Interesting article on Cnn.com today about how general airline taxes are being misused for smaller airports with corporate jets getting off cheap. The article leads with some misleading elements.
Passengers pay as many as six separate taxes and fees on a single airline ticket, adding up to more than $104 billion since 1997, the AP found. Yet these assessments often are overlooked by the millions who click the "buy" button to purchase tickets online, even though they can exceed 25 percent of the total airfare.

I work with those taxes everyday and have trained dozens of people on how to compute them. There are four basic ones on most domestic flights. Three of them are flat taxes (usually) totaling $10.40 per flight ($20.80 on a connection) and the fourth one is like a sales tax, 7.5% of the base fare. They only exceed 25 percent on very cheap tickets. The norm is lower.
The article goes on to list some questionable spending sprees from small airports, including this:
Austin Municipal Airport, about 90 miles south of Minneapolis, Minnesota, is home base for 25 small planes and three jets, at least two of which are owned by Hormel Foods, a Fortune 500 company with headquarters nearby. Since 2000, the airport received nearly $16 million in federal funding. More than two-thirds of the takeoffs and landing are by small, private planes.
Who knew? I've driven past that airport hundreds of times, even walked through their glass door back in 1990 (first trip to emergency room). What in the world did they find to spend 16 million dollars on? Do any of my Austin readers know about this? That's nearly $600,000 per plane. The mind baffles.
Read the list and you'll see a common thread. Different towns got hold of federal money and used it to enrich themselves. Building terminals and longer runways to attract business and such. None of that is the fault of corporations and their jets. If anything, it's an argument that too much total tax money is being collected. A similar system is used for our transportation system.
One other point:

A study released in February by the FAA said it cost $2.4 billion just to provide air traffic control for private and corporate planes in 2005. Yet the industry contributed just $516 million in fuel taxes that year. Another $500 million annually pays for weather forecasts and other preflight data for private pilots. These contribute to overall air safety, according to Andy Chebula, executive vice president for government affairs at the Aircraft Owners and Pilots Association, which represents more than 410,000 pilots and is lobbying heavily for retaining passenger taxes.

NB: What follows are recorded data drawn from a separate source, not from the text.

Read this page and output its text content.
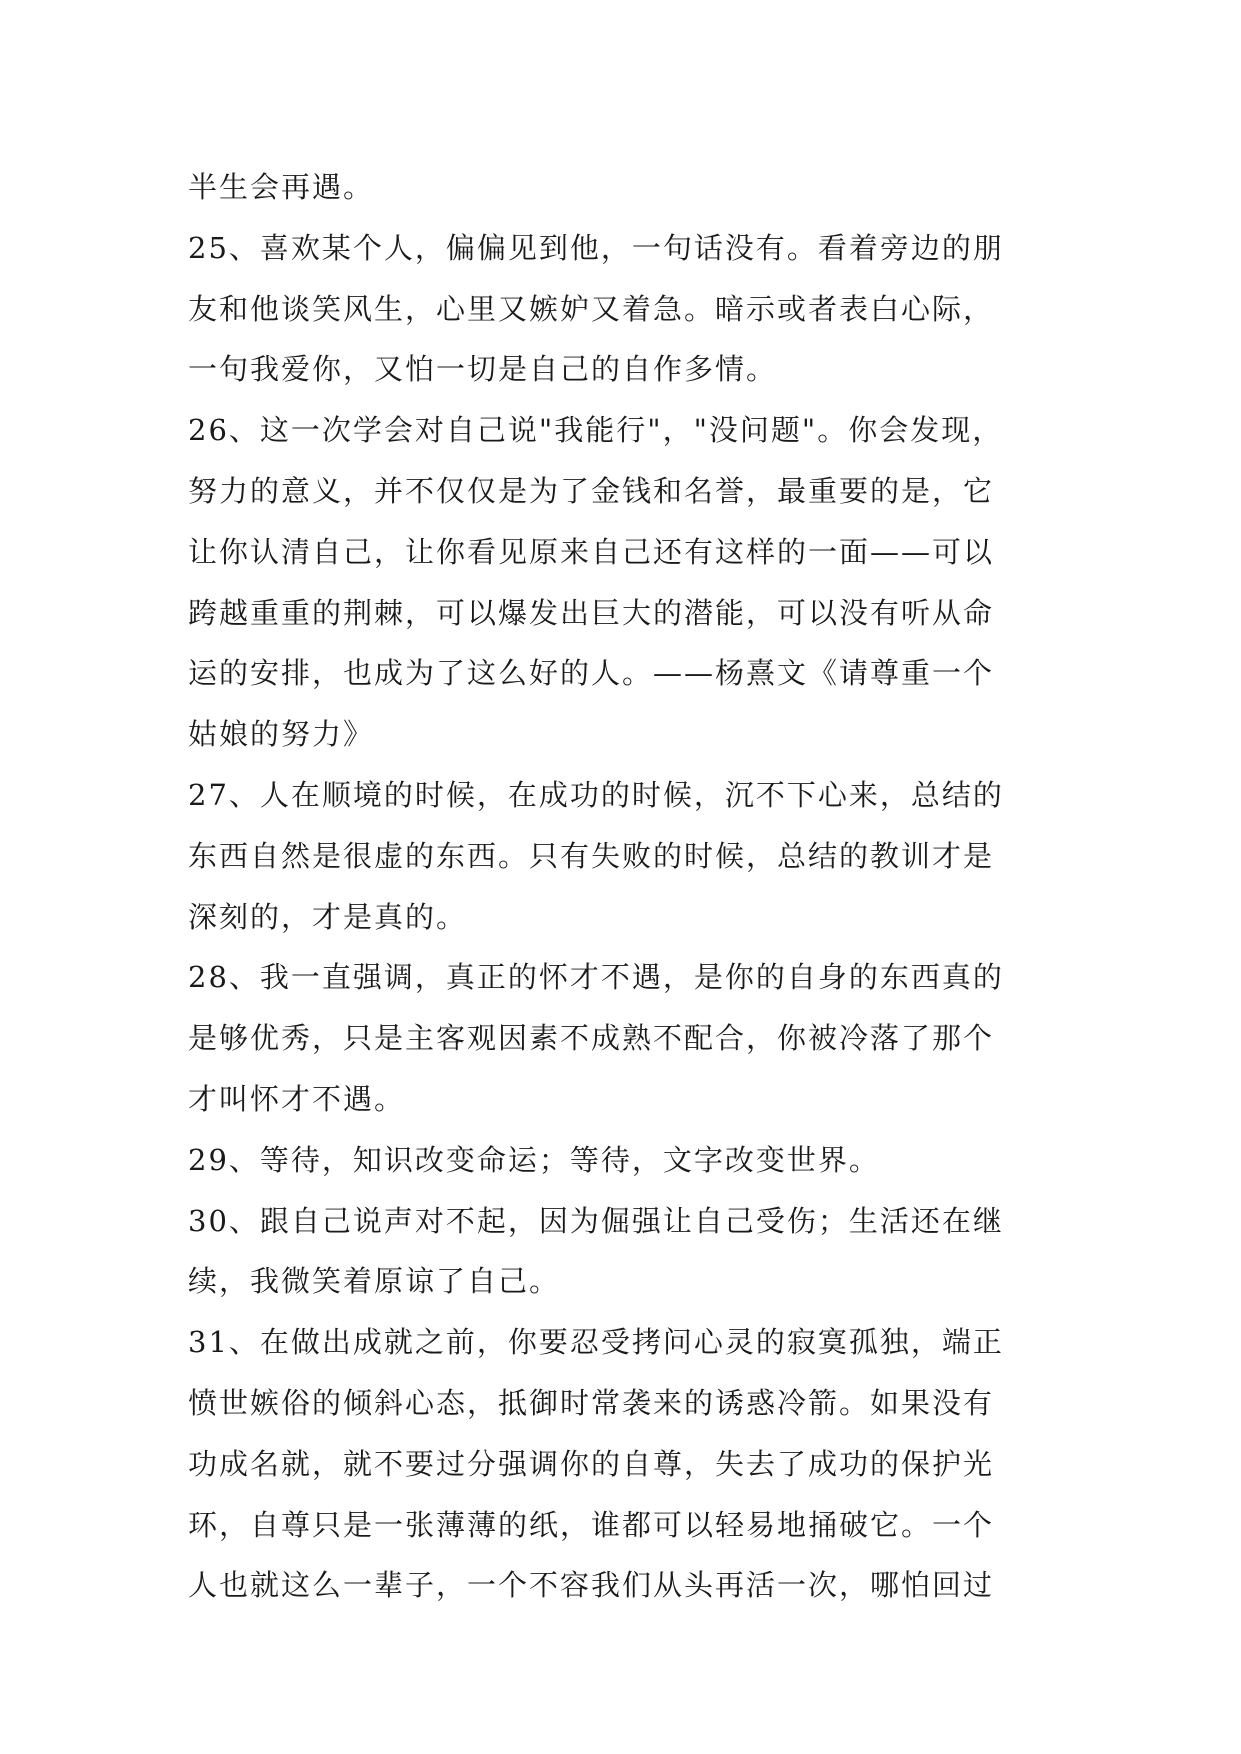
半生会再遇。
25、喜欢某个人，偏偏见到他，一句话没有。看着旁边的朋
友和他谈笑风生，心里又嫉妒又着急。暗示或者表白心际，
一句我爱你，又怕一切是自己的自作多情。
26、这一次学会对自己说"我能行"，"没问题"。你会发现，
努力的意义，并不仅仅是为了金钱和名誉，最重要的是，它
让你认清自己，让你看见原来自己还有这样的一面——可以
跨越重重的荆棘，可以爆发出巨大的潜能，可以没有听从命
运的安排，也成为了这么好的人。——杨熹文《请尊重一个
姑娘的努力》
27、人在顺境的时候，在成功的时候，沉不下心来，总结的
东西自然是很虚的东西。只有失败的时候，总结的教训才是
深刻的，才是真的。
28、我一直强调，真正的怀才不遇，是你的自身的东西真的
是够优秀，只是主客观因素不成熟不配合，你被冷落了那个
才叫怀才不遇。
29、等待，知识改变命运；等待，文字改变世界。
30、跟自己说声对不起，因为倔强让自己受伤；生活还在继
续，我微笑着原谅了自己。
31、在做出成就之前，你要忍受拷问心灵的寂寞孤独，端正
愤世嫉俗的倾斜心态，抵御时常袭来的诱惑冷箭。如果没有
功成名就，就不要过分强调你的自尊，失去了成功的保护光
环，自尊只是一张薄薄的纸，谁都可以轻易地捅破它。一个
人也就这么一辈子，一个不容我们从头再活一次，哪怕回过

I'm not sure how much extra work goes into air traffic control for smaller planes (Heidi?) but weather reports are fairly general things that would need to be generated even if every small plane was grounded. I don't know about the preflight data and how much extra work goes into that (Ken?) but I'd guess a lot of that is necessarily duplicated too.
My favorite part?

"It's like going out to dinner and somebody buys the most expensive stuff and then says, 'Hey, let's divide this up among all the diners,"' he said. "Who should pay for that?" Commercial airlines support the proposed changes and say private aviation has been collecting huge taxpayer handouts that should go to airports that serve the general public. "We're saying users should pay in proportion to their share of system use," said Heimlich, of the Air Transport Association. "The current system isn't priced rationally."

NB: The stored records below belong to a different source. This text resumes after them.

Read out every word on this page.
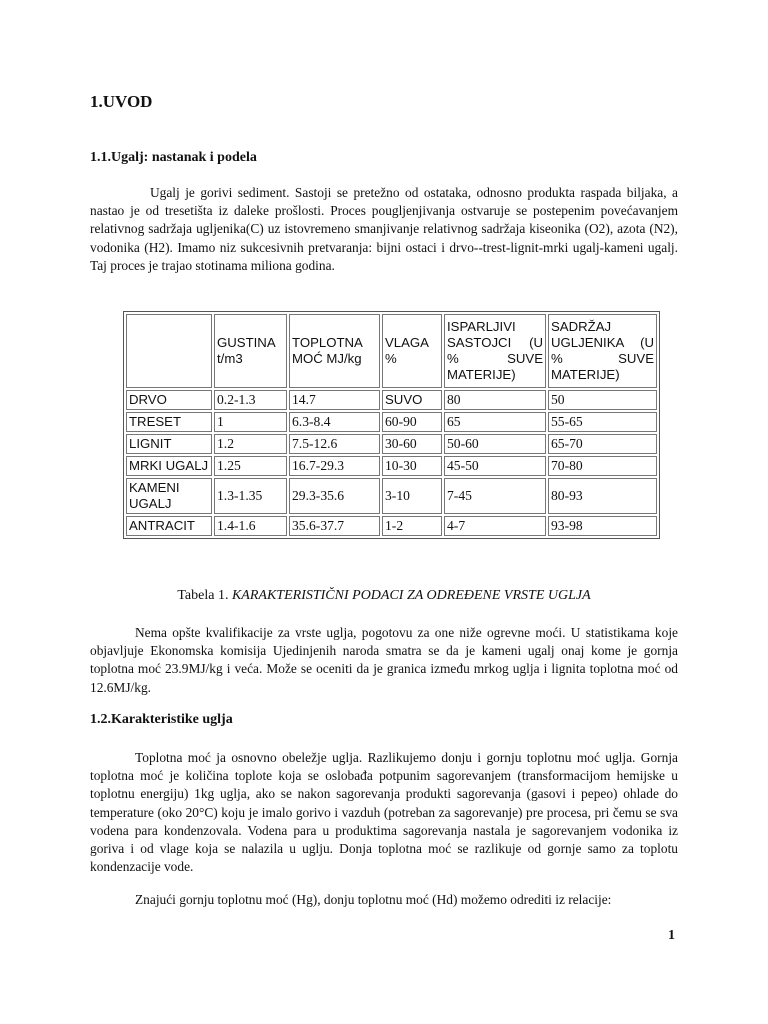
1.UVOD
1.1.Ugalj: nastanak i podela

Ugalj je gorivi sediment. Sastoji se pretežno od ostataka, odnosno produkta raspada biljaka, a nastao je od tresetišta iz daleke prošlosti. Proces pougljenjivanja ostvaruje se postepenim povećavanjem relativnog sadržaja ugljenika(C) uz istovremeno smanjivanje relativnog sadržaja kiseonika (O2), azota (N2), vodonika (H2). Imamo niz sukcesivnih pretvaranja: bijni ostaci i drvo--trest-lignit-mrki ugalj-kameni ugalj. Taj proces je trajao stotinama miliona godina.

	GUSTINA t/m3	TOPLOTNA MOĆ MJ/kg	VLAGA %	ISPARLJIVI SASTOJCI (U % SUVE MATERIJE)	SADRŽAJ UGLJENIKA (U % SUVE MATERIJE)
DRVO	0.2-1.3	14.7	SUVO	80	50
TRESET	1	6.3-8.4	60-90	65	55-65
LIGNIT	1.2	7.5-12.6	30-60	50-60	65-70
MRKI UGALJ	1.25	16.7-29.3	10-30	45-50	70-80
KAMENI UGALJ	1.3-1.35	29.3-35.6	3-10	7-45	80-93
ANTRACIT	1.4-1.6	35.6-37.7	1-2	4-7	93-98
Tabela 1. KARAKTERISTIČNI PODACI ZA ODREĐENE VRSTE UGLJA

Nema opšte kvalifikacije za vrste uglja, pogotovu za one niže ogrevne moći. U statistikama koje objavljuje Ekonomska komisija Ujedinjenih naroda smatra se da je kameni ugalj onaj kome je gornja toplotna moć 23.9MJ/kg i veća. Može se oceniti da je granica između mrkog uglja i lignita toplotna moć od 12.6MJ/kg.

1.2.Karakteristike uglja

Toplotna moć ja osnovno obeležje uglja. Razlikujemo donju i gornju toplotnu moć uglja. Gornja toplotna moć je količina toplote koja se oslobađa potpunim sagorevanjem (transformacijom hemijske u toplotnu energiju) 1kg uglja, ako se nakon sagorevanja produkti sagorevanja (gasovi i pepeo) ohlade do temperature (oko 20°C) koju je imalo gorivo i vazduh (potreban za sagorevanje) pre procesa, pri čemu se sva vodena para kondenzovala. Vodena para u produktima sagorevanja nastala je sagorevanjem vodonika iz goriva i od vlage koja se nalazila u uglju. Donja toplotna moć se razlikuje od gornje samo za toplotu kondenzacije vode.

Znajući gornju toplotnu moć (Hg), donju toplotnu moć (Hd) možemo odrediti iz relacije:

1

Tell that to the business traveler that gets stuck paying $1300 for the day before travel from California to Minnesota while the tourist that booked two weeks earlier pays about $250. All to get the same seat with the same perks on the same flight. They may be right that an overhaul is the right way to go but their own price structure shows that they understand that not everyone pays the same amount for the same thing.

1 comment:

Brian said...

Back in 1995 the FAA contracted out 100's of airports air traffic. I think that is the money for smaller planes they are talking about. My paycheck comes from a different budget than the airline taxes. I know Austin bought all the houses on the south end of the airport and made a runway longer.